India finished steel

  • The daily Davis Index for billet in Mumbai rose by Rs900/mt ($12.13/mt) from the previous Friday in-line with a rise in rebar prices. The price increase was also supported by a $5-10/mt rise in imported scrap prices. The index for rebar moved up by Rs800/mt ($10.78/mt) due to healthy demand.
  • In Raipur, the daily index for billet rose by Rs1,000/mt ($13.48/mt) from the previous Friday amid a surge in sponge iron prices. However, the daily index for rebar was up Rs300/mt ($4.04/mt) amid sluggish demand for finished steel.
  • In Mandi Gobindgarh, the daily index for ingot increased by Rs400/mt ($5.39/mt) from the previous Friday with a similar rise in local scrap prices. 
  • The index for billet in Jalna rose by Rs800/mt ($10.78/mt) on Thursday from last week due to an increase in local scrap prices supported by strong demand.
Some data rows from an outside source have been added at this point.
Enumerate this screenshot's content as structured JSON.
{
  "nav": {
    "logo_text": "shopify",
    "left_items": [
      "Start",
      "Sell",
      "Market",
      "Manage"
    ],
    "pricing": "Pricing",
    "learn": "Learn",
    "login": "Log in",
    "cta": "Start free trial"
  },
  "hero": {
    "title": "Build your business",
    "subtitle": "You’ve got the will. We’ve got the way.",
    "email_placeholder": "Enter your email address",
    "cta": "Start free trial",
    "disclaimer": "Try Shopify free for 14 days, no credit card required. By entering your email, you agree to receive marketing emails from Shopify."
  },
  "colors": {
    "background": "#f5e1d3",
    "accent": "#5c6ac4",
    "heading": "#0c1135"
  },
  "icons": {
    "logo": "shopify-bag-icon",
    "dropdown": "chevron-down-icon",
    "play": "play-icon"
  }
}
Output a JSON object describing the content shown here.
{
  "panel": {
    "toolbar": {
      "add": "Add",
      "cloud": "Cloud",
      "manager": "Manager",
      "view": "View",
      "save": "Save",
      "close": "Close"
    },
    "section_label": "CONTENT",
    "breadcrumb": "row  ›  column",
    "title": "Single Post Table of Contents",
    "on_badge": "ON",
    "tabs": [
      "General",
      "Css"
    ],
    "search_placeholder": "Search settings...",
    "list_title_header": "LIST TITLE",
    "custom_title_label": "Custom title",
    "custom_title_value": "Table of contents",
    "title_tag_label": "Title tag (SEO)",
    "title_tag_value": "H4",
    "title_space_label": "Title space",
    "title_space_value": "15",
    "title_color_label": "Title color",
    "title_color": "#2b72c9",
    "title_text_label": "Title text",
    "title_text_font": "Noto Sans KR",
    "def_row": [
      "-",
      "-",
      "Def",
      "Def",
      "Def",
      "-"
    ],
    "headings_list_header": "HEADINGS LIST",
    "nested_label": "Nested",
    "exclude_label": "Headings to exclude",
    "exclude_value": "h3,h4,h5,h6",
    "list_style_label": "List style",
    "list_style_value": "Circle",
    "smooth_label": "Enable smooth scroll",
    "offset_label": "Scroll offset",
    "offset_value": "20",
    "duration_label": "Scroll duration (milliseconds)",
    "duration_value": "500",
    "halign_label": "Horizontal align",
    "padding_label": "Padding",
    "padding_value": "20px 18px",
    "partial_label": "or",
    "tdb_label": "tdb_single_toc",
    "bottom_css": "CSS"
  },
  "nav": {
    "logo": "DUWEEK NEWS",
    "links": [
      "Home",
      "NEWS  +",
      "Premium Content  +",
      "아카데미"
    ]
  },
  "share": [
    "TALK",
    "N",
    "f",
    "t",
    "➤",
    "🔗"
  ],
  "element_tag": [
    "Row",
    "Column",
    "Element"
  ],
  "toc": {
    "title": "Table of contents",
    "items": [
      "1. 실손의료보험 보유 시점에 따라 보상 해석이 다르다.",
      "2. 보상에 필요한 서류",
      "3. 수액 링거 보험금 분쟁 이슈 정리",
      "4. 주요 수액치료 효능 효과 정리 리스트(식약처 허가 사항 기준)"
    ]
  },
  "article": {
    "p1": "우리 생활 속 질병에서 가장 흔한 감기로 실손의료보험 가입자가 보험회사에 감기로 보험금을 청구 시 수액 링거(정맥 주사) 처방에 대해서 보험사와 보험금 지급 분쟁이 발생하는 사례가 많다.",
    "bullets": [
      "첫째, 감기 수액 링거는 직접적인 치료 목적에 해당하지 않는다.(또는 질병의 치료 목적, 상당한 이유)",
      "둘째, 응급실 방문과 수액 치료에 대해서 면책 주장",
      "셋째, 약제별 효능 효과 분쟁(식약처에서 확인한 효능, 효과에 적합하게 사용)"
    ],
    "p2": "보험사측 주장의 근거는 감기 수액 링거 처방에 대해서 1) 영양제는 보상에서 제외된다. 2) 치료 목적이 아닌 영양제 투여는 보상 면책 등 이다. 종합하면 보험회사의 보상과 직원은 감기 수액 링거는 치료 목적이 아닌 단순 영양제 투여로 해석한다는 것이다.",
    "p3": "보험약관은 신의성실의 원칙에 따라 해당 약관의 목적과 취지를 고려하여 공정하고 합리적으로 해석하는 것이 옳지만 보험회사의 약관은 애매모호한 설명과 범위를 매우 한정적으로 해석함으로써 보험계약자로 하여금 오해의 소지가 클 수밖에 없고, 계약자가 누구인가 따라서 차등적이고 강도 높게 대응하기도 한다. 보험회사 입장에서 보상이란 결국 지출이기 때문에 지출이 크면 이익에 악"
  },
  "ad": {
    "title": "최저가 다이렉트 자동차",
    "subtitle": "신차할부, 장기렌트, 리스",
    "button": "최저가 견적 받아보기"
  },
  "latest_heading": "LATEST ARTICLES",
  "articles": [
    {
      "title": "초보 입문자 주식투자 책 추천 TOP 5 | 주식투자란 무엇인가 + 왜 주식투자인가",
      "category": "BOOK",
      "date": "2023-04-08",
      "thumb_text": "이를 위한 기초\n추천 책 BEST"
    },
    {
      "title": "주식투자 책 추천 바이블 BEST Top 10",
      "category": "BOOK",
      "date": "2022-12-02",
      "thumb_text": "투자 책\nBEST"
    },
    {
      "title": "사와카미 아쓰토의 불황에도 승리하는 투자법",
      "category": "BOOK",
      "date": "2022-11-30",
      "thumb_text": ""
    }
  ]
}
The bi-weekly index for rebar surged by Rs900/mt ($12.13/mt) on steady rebar sales.



  • Shipbreaking prices rose on Friday, compared to the prior week amid a rise in demand from the rolling mills in Mandi and Gujarat. The daily Davis Index for HMS attachments and Melting increased by Rs600/mt ($8.04/mt) on Friday over the prior week with trades at the index price.
  • The daily Davis Index for 4Ani rose by Rs50/mt, while the index for 6Ani remained unchanged, compared to the prior week. The index for 14Ani also held from the prior week with transactions reported at the index price.
  • Demand for plates picked up as mills ramped up production amid an uptick in demand from infrastructure and construction sector. The index for 1kg plate increased by Rs500/mt, while the index for 2kg rose by Rs150/mt.
  • Shipbreakers expect the prices to increase further as buyers in Mandi looks to purchase big quantities ahead of the festive season.